Bone Density Test. In Exercises 1–4, assume that scores on a bone mineral density test are normally distributed with a mean of 0 and a standard deviation of 1.

Bone Density For a randomly selected subject, find the probability of a score between 0.87 and 1.78.

The bone mineral density test scores are normally distributed with mean value of 0 and standard deviation of 1.

Let Z be the random variable for bone mineral density test scores.

\(\begin{aligned}{c}Z \sim N\left( {\mu ,{\sigma ^2}} \right)\\ \sim N\left( {0,{1^2}} \right)\end{aligned}\)
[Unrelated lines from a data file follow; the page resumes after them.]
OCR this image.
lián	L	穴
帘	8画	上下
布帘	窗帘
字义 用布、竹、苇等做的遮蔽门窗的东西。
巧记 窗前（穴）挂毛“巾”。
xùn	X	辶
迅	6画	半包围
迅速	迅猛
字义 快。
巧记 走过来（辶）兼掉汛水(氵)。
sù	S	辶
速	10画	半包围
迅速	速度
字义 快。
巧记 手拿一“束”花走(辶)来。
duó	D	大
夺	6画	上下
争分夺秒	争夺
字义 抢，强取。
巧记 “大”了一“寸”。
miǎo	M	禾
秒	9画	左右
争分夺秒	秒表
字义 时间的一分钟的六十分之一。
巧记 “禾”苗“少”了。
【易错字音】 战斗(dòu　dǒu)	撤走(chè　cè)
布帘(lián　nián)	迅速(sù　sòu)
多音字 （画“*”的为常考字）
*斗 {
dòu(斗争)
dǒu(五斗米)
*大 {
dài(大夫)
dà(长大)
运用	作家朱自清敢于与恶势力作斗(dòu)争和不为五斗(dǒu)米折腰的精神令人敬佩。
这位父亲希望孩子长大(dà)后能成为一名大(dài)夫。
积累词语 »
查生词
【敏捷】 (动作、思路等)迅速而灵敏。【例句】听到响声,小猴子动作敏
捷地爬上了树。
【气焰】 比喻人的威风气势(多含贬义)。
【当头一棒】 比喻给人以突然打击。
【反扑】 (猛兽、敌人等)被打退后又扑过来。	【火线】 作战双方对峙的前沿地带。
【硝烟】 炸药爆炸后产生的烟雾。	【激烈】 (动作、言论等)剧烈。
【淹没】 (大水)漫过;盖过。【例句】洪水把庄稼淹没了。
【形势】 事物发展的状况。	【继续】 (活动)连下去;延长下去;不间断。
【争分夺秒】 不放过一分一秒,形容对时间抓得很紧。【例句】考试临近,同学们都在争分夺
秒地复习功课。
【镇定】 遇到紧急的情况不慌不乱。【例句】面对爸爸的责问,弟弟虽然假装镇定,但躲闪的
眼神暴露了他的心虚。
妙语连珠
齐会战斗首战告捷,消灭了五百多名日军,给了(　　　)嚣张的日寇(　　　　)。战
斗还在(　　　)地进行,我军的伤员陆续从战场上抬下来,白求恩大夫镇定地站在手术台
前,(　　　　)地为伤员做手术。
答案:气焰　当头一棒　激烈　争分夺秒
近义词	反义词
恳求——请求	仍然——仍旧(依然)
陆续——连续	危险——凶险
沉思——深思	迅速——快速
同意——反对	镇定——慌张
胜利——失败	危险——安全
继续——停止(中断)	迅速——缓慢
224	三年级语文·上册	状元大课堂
The probability has one-to-one correspondence with the area under the curve.

The probability of a score between 0.87 and 1.78 is expressed as,

\(\begin{aligned}{c}P\left( {0.87 < Z < 1.78} \right) = {\rm{Area}}\;{\rm{between}}\;0.87\;{\rm{and}}\;1.78\\ = {\rm{Area}}\;{\rm{to}}\;{\rm{the}}\;{\rm{left}}\;{\rm{of}}\;1.78\; - {\rm{Area}}\;{\rm{to}}\;{\rm{the}}\;{\rm{left}}\;{\rm{of}}\;0.87\\ = P\left( {Z < 1.78} \right) - P\left( {Z < 0.87} \right)\;\;\;\;\;\;\;\;\;\;\;\;\;\;\;\;\;\;\;...\left( 1 \right)\end{aligned}\)

Using the standard normal table, the cumulative probability corresponding to intersection of row 1.7 and column 0.08 is 0.9625.

Using the standard normal table, the cumulative probability corresponding to intersection of row 0.8 and column 0.07 is 0.8078.

Thus,

\(\begin{aligned}{l}P\left( {Z < 1.78} \right) = 0.9625\\P\left( {Z < 0.87} \right) = 0.8078\end{aligned}\)

Substituting in equation (1),

\(\begin{aligned}{c}P\left( {0.87 < Z < 1.78} \right) = 0.9625 - 0.8078\\ = 0.1547\end{aligned}\)

Therefore, the probability of any randomly selected subject having score between 0.87 and 1.78 is 0.1547.